Templehof airport is an astonishing site, an artefact from Hitler’s rise used through World War II and the Cold War. Our conference looked around this disused airport as a possible location for a Cold War museum. Since 1970, Templelhof roofs have acted as a laboratory space for research on combined photovoltaic panels and green roof gardens, by world-expert Manfred Koehler of The Green Roof Centre of Excellence. The terminal is an arc 1.2km long, designed by Nazi architect Ernst Sagebiel in 1934, and is the world’s third largest building (after the Pentagon and Ceaucescu’s palace in Romania). Since the airport closed in 2008, Tempelhof has become one of the largest clear areas at the heart of any European city. Its runways are now a favourite site for jogging and cycling, while decisions are thrashed out about its future.
A UK example of PVs on a green roof is bere:architects‘ Mayville Community Centre in Islington, currently on site. PV green roofs are also proposed for the Cambridge University Engineering Department as a result of the student-led Summer School organised in July by GreenBRIDGE.
After a surge of new buildings in the 1990s, Berlin remains on a roll, despite the recession and municipal financial problems. e3 is a timber frame and CHP-supplied apartment block in the Bötzo district of east Berlin by East German-trained architects Kaden Klingbeil. Princessinnengarten is a thriving oversized allotment garden, and Planet Modulor is a renovated architects’ supplies building, both in Kreuzberg, a former down-market neighbourhood of West Berlin, next to the Wall, where rents remain low. And more: from the central UNESCO World Heritage Museumsinsel restored gallery complex on an island in the Spree river, to the stunning refurbished Hackeshe Höfe 19th Century glass works, market and transport station.

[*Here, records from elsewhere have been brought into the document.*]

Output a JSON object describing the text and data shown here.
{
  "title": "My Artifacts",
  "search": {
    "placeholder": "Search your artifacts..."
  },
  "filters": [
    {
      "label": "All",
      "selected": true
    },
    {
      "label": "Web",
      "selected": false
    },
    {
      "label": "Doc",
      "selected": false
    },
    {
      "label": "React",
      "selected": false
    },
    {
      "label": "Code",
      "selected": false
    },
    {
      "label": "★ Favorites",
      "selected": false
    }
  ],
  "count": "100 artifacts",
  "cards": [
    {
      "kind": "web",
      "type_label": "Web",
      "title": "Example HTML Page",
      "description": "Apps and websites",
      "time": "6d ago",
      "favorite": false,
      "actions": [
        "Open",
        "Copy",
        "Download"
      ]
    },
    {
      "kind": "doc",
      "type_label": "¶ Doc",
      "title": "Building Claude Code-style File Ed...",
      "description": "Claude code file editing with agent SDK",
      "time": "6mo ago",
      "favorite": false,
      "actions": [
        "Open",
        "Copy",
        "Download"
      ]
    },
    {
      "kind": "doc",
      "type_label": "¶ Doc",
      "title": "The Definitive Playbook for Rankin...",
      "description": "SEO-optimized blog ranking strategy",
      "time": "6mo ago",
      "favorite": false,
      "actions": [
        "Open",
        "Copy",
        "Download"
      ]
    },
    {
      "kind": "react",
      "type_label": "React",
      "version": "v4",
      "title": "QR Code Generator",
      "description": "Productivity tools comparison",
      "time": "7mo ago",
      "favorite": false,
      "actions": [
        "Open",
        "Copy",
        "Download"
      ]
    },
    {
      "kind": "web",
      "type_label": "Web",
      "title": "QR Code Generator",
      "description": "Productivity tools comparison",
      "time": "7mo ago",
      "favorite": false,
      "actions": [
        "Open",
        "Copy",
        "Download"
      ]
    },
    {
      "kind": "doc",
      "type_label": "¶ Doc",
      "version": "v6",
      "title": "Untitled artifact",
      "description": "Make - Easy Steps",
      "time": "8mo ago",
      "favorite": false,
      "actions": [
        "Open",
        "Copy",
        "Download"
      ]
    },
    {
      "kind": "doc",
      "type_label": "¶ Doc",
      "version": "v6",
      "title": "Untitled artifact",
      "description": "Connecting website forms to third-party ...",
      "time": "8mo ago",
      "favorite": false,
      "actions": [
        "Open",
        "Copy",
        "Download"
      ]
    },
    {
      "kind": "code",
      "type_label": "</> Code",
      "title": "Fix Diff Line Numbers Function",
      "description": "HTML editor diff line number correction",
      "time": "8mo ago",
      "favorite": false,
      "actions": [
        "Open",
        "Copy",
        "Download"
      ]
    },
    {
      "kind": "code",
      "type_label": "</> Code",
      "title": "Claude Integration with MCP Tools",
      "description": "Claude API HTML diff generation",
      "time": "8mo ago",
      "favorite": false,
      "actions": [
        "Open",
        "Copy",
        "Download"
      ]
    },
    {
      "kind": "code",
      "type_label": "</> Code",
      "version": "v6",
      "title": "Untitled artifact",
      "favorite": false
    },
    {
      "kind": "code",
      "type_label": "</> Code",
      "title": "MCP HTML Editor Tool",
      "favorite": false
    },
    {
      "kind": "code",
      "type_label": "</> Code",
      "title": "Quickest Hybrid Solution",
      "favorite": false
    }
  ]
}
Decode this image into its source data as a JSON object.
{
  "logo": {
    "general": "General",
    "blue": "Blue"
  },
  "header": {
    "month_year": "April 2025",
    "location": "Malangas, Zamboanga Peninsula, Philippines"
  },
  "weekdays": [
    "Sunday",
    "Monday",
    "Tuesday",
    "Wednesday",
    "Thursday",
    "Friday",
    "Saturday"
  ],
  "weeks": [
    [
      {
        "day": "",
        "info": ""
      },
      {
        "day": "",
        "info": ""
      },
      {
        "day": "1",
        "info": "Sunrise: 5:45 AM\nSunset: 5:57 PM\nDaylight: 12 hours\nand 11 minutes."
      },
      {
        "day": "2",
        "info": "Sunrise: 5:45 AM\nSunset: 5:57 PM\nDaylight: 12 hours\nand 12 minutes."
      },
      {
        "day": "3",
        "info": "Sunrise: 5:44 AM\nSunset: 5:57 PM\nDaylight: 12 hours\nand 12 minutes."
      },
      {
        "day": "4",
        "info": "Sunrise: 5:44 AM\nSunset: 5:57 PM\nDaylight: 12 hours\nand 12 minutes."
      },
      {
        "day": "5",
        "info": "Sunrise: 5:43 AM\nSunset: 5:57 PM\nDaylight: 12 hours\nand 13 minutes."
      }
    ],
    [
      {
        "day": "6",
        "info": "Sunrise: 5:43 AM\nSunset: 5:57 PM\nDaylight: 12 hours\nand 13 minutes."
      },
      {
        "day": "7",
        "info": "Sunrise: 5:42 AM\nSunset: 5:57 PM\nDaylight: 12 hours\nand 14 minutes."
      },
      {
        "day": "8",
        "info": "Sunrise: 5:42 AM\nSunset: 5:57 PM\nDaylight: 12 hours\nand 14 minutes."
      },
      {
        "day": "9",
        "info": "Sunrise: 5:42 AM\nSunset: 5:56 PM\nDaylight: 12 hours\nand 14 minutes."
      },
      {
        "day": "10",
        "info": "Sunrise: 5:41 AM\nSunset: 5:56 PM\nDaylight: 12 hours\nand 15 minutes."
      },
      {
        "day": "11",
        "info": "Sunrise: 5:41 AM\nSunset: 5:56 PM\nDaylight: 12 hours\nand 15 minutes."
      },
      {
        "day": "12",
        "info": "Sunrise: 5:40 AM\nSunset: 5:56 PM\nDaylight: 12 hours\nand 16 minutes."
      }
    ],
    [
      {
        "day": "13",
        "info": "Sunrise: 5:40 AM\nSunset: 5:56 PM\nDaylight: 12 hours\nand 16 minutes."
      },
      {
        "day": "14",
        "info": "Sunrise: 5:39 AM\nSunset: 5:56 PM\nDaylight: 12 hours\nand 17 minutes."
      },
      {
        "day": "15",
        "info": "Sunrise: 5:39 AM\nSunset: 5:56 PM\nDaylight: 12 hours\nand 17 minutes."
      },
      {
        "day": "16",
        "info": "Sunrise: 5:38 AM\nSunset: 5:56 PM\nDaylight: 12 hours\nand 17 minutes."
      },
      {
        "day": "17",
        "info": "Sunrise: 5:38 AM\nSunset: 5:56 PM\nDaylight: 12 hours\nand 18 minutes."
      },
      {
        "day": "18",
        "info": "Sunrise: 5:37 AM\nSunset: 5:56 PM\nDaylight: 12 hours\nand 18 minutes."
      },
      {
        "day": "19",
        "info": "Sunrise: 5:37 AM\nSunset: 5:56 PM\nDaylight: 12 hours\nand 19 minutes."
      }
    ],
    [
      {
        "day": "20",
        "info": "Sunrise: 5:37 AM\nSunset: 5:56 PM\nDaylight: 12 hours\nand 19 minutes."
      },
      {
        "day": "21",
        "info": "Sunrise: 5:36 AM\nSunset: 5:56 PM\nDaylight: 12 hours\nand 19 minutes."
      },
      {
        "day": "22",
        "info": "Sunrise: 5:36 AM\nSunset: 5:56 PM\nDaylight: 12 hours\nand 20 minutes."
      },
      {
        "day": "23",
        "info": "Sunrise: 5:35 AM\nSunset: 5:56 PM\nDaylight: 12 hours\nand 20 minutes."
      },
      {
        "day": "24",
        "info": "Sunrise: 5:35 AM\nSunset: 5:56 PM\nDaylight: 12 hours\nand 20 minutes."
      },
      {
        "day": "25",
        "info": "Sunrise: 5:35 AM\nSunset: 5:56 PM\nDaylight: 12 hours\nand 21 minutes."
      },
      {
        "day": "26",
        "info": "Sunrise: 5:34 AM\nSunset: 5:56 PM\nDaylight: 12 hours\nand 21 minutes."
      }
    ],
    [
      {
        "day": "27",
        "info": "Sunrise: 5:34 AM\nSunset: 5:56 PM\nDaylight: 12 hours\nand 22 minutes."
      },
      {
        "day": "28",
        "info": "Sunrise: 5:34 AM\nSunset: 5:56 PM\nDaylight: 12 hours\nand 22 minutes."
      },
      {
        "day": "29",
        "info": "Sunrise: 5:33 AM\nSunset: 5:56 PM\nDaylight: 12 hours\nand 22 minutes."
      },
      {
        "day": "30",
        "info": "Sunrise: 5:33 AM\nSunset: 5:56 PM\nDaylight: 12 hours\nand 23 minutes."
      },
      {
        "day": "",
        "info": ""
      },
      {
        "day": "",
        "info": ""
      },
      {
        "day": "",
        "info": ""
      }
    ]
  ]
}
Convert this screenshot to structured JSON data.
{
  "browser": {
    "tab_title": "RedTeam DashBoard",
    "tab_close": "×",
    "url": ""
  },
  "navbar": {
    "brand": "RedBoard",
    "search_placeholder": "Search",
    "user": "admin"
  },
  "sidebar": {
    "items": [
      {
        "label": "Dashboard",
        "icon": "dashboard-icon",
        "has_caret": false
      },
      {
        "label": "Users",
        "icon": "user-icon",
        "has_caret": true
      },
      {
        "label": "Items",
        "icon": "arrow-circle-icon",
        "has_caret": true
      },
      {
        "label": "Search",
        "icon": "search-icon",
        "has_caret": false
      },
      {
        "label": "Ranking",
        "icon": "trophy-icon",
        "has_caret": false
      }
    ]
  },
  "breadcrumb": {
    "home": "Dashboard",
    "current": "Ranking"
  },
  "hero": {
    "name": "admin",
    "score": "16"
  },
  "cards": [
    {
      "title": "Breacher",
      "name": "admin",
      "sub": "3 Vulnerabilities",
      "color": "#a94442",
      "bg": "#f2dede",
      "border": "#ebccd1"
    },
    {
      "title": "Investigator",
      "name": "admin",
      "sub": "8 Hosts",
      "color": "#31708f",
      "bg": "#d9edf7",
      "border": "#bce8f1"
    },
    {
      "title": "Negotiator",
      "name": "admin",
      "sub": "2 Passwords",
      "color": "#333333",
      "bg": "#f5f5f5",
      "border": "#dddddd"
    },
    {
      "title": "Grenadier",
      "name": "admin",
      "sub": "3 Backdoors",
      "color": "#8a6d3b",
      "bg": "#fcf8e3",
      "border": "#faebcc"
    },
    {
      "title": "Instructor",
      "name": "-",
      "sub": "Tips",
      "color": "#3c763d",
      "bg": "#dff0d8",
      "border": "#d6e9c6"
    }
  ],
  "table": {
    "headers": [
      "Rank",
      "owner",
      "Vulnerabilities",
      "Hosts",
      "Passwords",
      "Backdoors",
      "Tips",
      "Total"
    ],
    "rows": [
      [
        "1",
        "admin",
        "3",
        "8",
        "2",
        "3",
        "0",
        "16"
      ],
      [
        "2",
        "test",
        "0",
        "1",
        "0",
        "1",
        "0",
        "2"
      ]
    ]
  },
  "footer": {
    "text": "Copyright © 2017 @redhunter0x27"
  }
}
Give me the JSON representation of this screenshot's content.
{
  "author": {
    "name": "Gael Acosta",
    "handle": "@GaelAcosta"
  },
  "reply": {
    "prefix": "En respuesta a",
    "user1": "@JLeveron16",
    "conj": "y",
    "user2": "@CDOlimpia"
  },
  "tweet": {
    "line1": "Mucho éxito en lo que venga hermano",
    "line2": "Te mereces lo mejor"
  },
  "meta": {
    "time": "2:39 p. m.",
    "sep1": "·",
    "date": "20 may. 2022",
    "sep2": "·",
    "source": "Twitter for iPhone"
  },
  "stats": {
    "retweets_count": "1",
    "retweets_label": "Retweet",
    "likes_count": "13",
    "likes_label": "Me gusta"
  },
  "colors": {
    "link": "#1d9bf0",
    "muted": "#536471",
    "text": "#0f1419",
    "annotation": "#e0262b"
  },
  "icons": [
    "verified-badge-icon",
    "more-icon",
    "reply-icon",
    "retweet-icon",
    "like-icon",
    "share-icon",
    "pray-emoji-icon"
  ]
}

Berlin is dazzlingly green. Along with all those trees, a vast cycle route network, clearly marked out on every street, is both safe and heavily used, as is the far-reaching and dependable public transport system. Passivhaus, external insulation, air tightness, MVHR, Veissman heat pumps, feed-in-tariffs, photovoltaics, Ziegel blocks, Micronal phase change board, green roof FLL standards: Germany has been on the forefront of sustainable design for two decades, and Berlin is a hub of that campaign. Plan a visit to see for yourself.